Friday, October 15, 2010

Why You Should Avoid Speculating in Futures, Options, and Speculative Stocks

It’s happened to me.  It will happen to you.

Gambling Dice Your investment program is going along quite nicely.  You’ve made some nice gains on stable blue chip company stocks.  But it has gotten boring and it feels like something is missing.  You hear about people making a killing on speculative stocks.  Maybe even heard it on CNBC or some other “trusted” financial channel how some trader managed to score big on some futures trade.  You don’t want to wait 25 years to get rich.  You want BIG profits now!  So you create room in your portfolio by venturing into the options and futures markets.  You buy gold because, hey why not?  Everyone is doing it and it can only go higher from here! 

In short, you stray from your investment approach, to roll dice. 

Big mistake. 

Making money consistently in the futures and options markets is difficult because you have to be right about the investment and the timing.  Buying stocks is an easier way to make a buck.  As long as you’re right on the stock, your timing need not be perfect.  You can wait until your reasons for buying the stock pan out.  When you buy options and futures contracts, the clock starts ticking immediately.  You can’t afford to be patient, hoping your investment thesis comes to fruition.  With options, you have at most nine months for your idea to develop.  That’s not a long time.  Most options expire worthless.  You shouldn’t think yours will be any different. 

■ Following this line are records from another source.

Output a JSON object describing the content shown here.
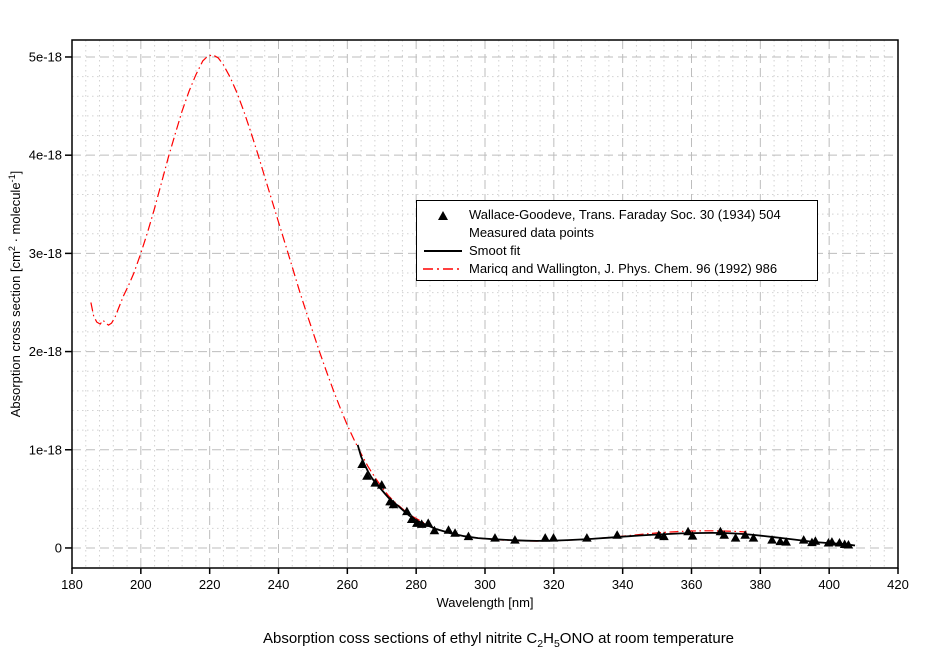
{
  "figure": {
    "caption_parts": {
      "t1": "Absorption coss sections of ethyl nitrite C",
      "sub1": "2",
      "t2": "H",
      "sub2": "5",
      "t3": "ONO at room temperature"
    },
    "y_label_parts": {
      "p1": "Absorption cross section [cm",
      "sup1": "2",
      "p2": " · molecule",
      "sup2": "-1",
      "p3": "]"
    }
  },
  "legend": {
    "entries": [
      {
        "marker": "triangle",
        "label": "Wallace-Goodeve,  Trans. Faraday Soc. 30 (1934) 504"
      },
      {
        "marker": "none",
        "label": "Measured data points"
      },
      {
        "marker": "solid-line",
        "label": "Smoot fit"
      },
      {
        "marker": "dash-dot-line",
        "label": "Maricq and Wallington,  J. Phys. Chem. 96 (1992) 986"
      }
    ]
  },
  "colors": {
    "background": "#ffffff",
    "axis": "#000000",
    "grid_major": "#bdbdbd",
    "grid_minor": "#d2d2d2",
    "fit_line": "#000000",
    "maricq_line": "#ff0000",
    "marker": "#000000"
  },
  "chart_data": {
    "type": "line",
    "title": "Absorption coss sections of ethyl nitrite C2H5ONO at room temperature",
    "xlabel": "Wavelength [nm]",
    "ylabel": "Absorption cross section [cm2 · molecule-1]",
    "xlim": [
      180,
      420
    ],
    "ylim": [
      0,
      5e-18
    ],
    "grid": "major dashed + minor dotted",
    "legend_position": "upper middle inside",
    "y_unit_multiplier": 1e-18,
    "x_axis": {
      "label": "Wavelength [nm]",
      "min": 180,
      "max": 420,
      "major_step": 20,
      "minor_step": 4,
      "ticks": [
        "180",
        "200",
        "220",
        "240",
        "260",
        "280",
        "300",
        "320",
        "340",
        "360",
        "380",
        "400",
        "420"
      ]
    },
    "y_axis": {
      "label": "Absorption cross section [cm2 · molecule-1]",
      "min_e18": 0,
      "max_e18": 5,
      "render_min_e18": -0.204,
      "render_max_e18": 5.173,
      "major_step_e18": 1,
      "minor_step_e18": 0.2,
      "ticks": [
        {
          "value_e18": 0,
          "label": "0"
        },
        {
          "value_e18": 1,
          "label": "1e-18"
        },
        {
          "value_e18": 2,
          "label": "2e-18"
        },
        {
          "value_e18": 3,
          "label": "3e-18"
        },
        {
          "value_e18": 4,
          "label": "4e-18"
        },
        {
          "value_e18": 5,
          "label": "5e-18"
        }
      ]
    },
    "series": [
      {
        "id": "maricq-wallington",
        "name": "Maricq and Wallington,  J. Phys. Chem. 96 (1992) 986",
        "style": "line",
        "marker": "none",
        "color": "#ff0000",
        "dash": "9 3.5 1.5 3.5",
        "width": 1.2,
        "points": [
          [
            185.5,
            2.5
          ],
          [
            186.3,
            2.36
          ],
          [
            187.2,
            2.3
          ],
          [
            188.2,
            2.28
          ],
          [
            189.0,
            2.32
          ],
          [
            189.8,
            2.29
          ],
          [
            190.6,
            2.27
          ],
          [
            191.5,
            2.29
          ],
          [
            192.5,
            2.35
          ],
          [
            193.5,
            2.44
          ],
          [
            195,
            2.57
          ],
          [
            196.5,
            2.68
          ],
          [
            198,
            2.8
          ],
          [
            200,
            3.0
          ],
          [
            202,
            3.22
          ],
          [
            204,
            3.46
          ],
          [
            206,
            3.72
          ],
          [
            208,
            3.98
          ],
          [
            210,
            4.22
          ],
          [
            212,
            4.45
          ],
          [
            214,
            4.65
          ],
          [
            216,
            4.82
          ],
          [
            218,
            4.96
          ],
          [
            219.5,
            5.01
          ],
          [
            221,
            5.02
          ],
          [
            222.5,
            4.99
          ],
          [
            224,
            4.92
          ],
          [
            226,
            4.79
          ],
          [
            228,
            4.63
          ],
          [
            230,
            4.44
          ],
          [
            232,
            4.23
          ],
          [
            234,
            4.01
          ],
          [
            236,
            3.78
          ],
          [
            238,
            3.55
          ],
          [
            240,
            3.32
          ],
          [
            242,
            3.09
          ],
          [
            244,
            2.86
          ],
          [
            246,
            2.63
          ],
          [
            248,
            2.41
          ],
          [
            250,
            2.2
          ],
          [
            252,
            1.99
          ],
          [
            254,
            1.79
          ],
          [
            256,
            1.6
          ],
          [
            258,
            1.42
          ],
          [
            260,
            1.25
          ],
          [
            262,
            1.1
          ],
          [
            264,
            0.96
          ],
          [
            266,
            0.83
          ],
          [
            268,
            0.72
          ],
          [
            270,
            0.62
          ],
          [
            272,
            0.53
          ],
          [
            274,
            0.46
          ],
          [
            276,
            0.4
          ],
          [
            278,
            0.34
          ],
          [
            280,
            0.3
          ],
          [
            282,
            0.26
          ],
          [
            284,
            0.22
          ],
          [
            286,
            0.19
          ],
          [
            288,
            0.17
          ],
          [
            290,
            0.15
          ],
          [
            292,
            0.135
          ],
          [
            294,
            0.12
          ],
          [
            296,
            0.11
          ],
          [
            298,
            0.1
          ],
          [
            300,
            0.093
          ],
          [
            303,
            0.085
          ],
          [
            306,
            0.079
          ],
          [
            309,
            0.075
          ],
          [
            312,
            0.072
          ],
          [
            315,
            0.07
          ],
          [
            318,
            0.072
          ],
          [
            321,
            0.075
          ],
          [
            324,
            0.079
          ],
          [
            327,
            0.084
          ],
          [
            330,
            0.09
          ],
          [
            333,
            0.098
          ],
          [
            336,
            0.107
          ],
          [
            339,
            0.117
          ],
          [
            342,
            0.127
          ],
          [
            345,
            0.137
          ],
          [
            348,
            0.147
          ],
          [
            351,
            0.156
          ],
          [
            354,
            0.163
          ],
          [
            357,
            0.169
          ],
          [
            360,
            0.173
          ],
          [
            363,
            0.175
          ],
          [
            366,
            0.175
          ],
          [
            369,
            0.173
          ],
          [
            372,
            0.17
          ],
          [
            374,
            0.167
          ],
          [
            376,
            0.163
          ]
        ]
      },
      {
        "id": "smoot-fit",
        "name": "Smoot fit",
        "style": "line",
        "marker": "none",
        "color": "#000000",
        "dash": "",
        "width": 1.8,
        "points": [
          [
            263,
            1.05
          ],
          [
            264,
            0.93
          ],
          [
            265,
            0.85
          ],
          [
            266,
            0.78
          ],
          [
            267,
            0.72
          ],
          [
            268,
            0.67
          ],
          [
            269,
            0.63
          ],
          [
            270,
            0.59
          ],
          [
            271,
            0.55
          ],
          [
            272,
            0.51
          ],
          [
            273,
            0.48
          ],
          [
            274,
            0.45
          ],
          [
            275,
            0.42
          ],
          [
            276,
            0.39
          ],
          [
            277,
            0.36
          ],
          [
            278,
            0.33
          ],
          [
            279,
            0.31
          ],
          [
            280,
            0.28
          ],
          [
            282,
            0.25
          ],
          [
            284,
            0.22
          ],
          [
            286,
            0.19
          ],
          [
            288,
            0.17
          ],
          [
            290,
            0.15
          ],
          [
            292,
            0.135
          ],
          [
            294,
            0.12
          ],
          [
            296,
            0.11
          ],
          [
            298,
            0.1
          ],
          [
            300,
            0.095
          ],
          [
            303,
            0.088
          ],
          [
            306,
            0.082
          ],
          [
            309,
            0.078
          ],
          [
            312,
            0.074
          ],
          [
            315,
            0.072
          ],
          [
            318,
            0.073
          ],
          [
            321,
            0.076
          ],
          [
            324,
            0.08
          ],
          [
            327,
            0.085
          ],
          [
            330,
            0.09
          ],
          [
            333,
            0.097
          ],
          [
            336,
            0.105
          ],
          [
            339,
            0.113
          ],
          [
            342,
            0.12
          ],
          [
            345,
            0.127
          ],
          [
            348,
            0.133
          ],
          [
            351,
            0.138
          ],
          [
            354,
            0.143
          ],
          [
            357,
            0.148
          ],
          [
            360,
            0.15
          ],
          [
            363,
            0.152
          ],
          [
            366,
            0.153
          ],
          [
            369,
            0.152
          ],
          [
            372,
            0.148
          ],
          [
            375,
            0.142
          ],
          [
            378,
            0.133
          ],
          [
            381,
            0.122
          ],
          [
            384,
            0.11
          ],
          [
            387,
            0.097
          ],
          [
            390,
            0.085
          ],
          [
            393,
            0.072
          ],
          [
            396,
            0.06
          ],
          [
            399,
            0.052
          ],
          [
            402,
            0.045
          ],
          [
            404,
            0.04
          ],
          [
            406,
            0.032
          ],
          [
            407.5,
            0.025
          ]
        ]
      },
      {
        "id": "wallace-goodeve-measured",
        "name": "Wallace-Goodeve,  Trans. Faraday Soc. 30 (1934) 504  Measured data points",
        "style": "scatter",
        "marker": "triangle",
        "color": "#000000",
        "points": [
          [
            264.3,
            0.85
          ],
          [
            265.7,
            0.73
          ],
          [
            268.1,
            0.66
          ],
          [
            270.0,
            0.64
          ],
          [
            272.4,
            0.47
          ],
          [
            273.4,
            0.44
          ],
          [
            277.3,
            0.37
          ],
          [
            278.7,
            0.29
          ],
          [
            280.2,
            0.25
          ],
          [
            281.6,
            0.24
          ],
          [
            283.5,
            0.25
          ],
          [
            285.3,
            0.175
          ],
          [
            289.4,
            0.18
          ],
          [
            291.3,
            0.15
          ],
          [
            295.2,
            0.115
          ],
          [
            302.9,
            0.1
          ],
          [
            308.7,
            0.08
          ],
          [
            317.5,
            0.1
          ],
          [
            319.9,
            0.1
          ],
          [
            329.6,
            0.1
          ],
          [
            338.4,
            0.13
          ],
          [
            350.5,
            0.13
          ],
          [
            352.0,
            0.115
          ],
          [
            359.0,
            0.165
          ],
          [
            360.3,
            0.12
          ],
          [
            368.4,
            0.165
          ],
          [
            369.5,
            0.13
          ],
          [
            372.8,
            0.1
          ],
          [
            375.6,
            0.13
          ],
          [
            378.0,
            0.1
          ],
          [
            383.4,
            0.08
          ],
          [
            385.8,
            0.065
          ],
          [
            387.5,
            0.06
          ],
          [
            392.6,
            0.08
          ],
          [
            395.0,
            0.055
          ],
          [
            396.0,
            0.068
          ],
          [
            399.8,
            0.05
          ],
          [
            400.8,
            0.06
          ],
          [
            403.0,
            0.05
          ],
          [
            404.5,
            0.035
          ],
          [
            405.6,
            0.03
          ]
        ]
      }
    ]
  }
}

Buying initial public offerings (IPOs) usually is another losing game for individual investors.  The problem with buying IPOs is that the best IPOs are not available to individual investors.  All those Internet IPOs you read about that went from $10 to $60 were never available at the $10 price for individual investors like you and me.  Only the best customers of the of the investment firms taking the company public get a piece of the best IPOs.  Oh sure, you can buy the stock after it goes public and has already jumped 300%.  That’s a bad idea, since many IPOs return to their initial offering price over time.  And if you are ever approached by a broker who wants to sell you shares in the next “hot” IPO, run for the hills.  Any IPO in which that’s offered to you and me is just junk that none of the big guys want.  We consider IPOs to be in the “Speculative Stocks” category since most of them have earnings that are hard, if not impossible, to determine.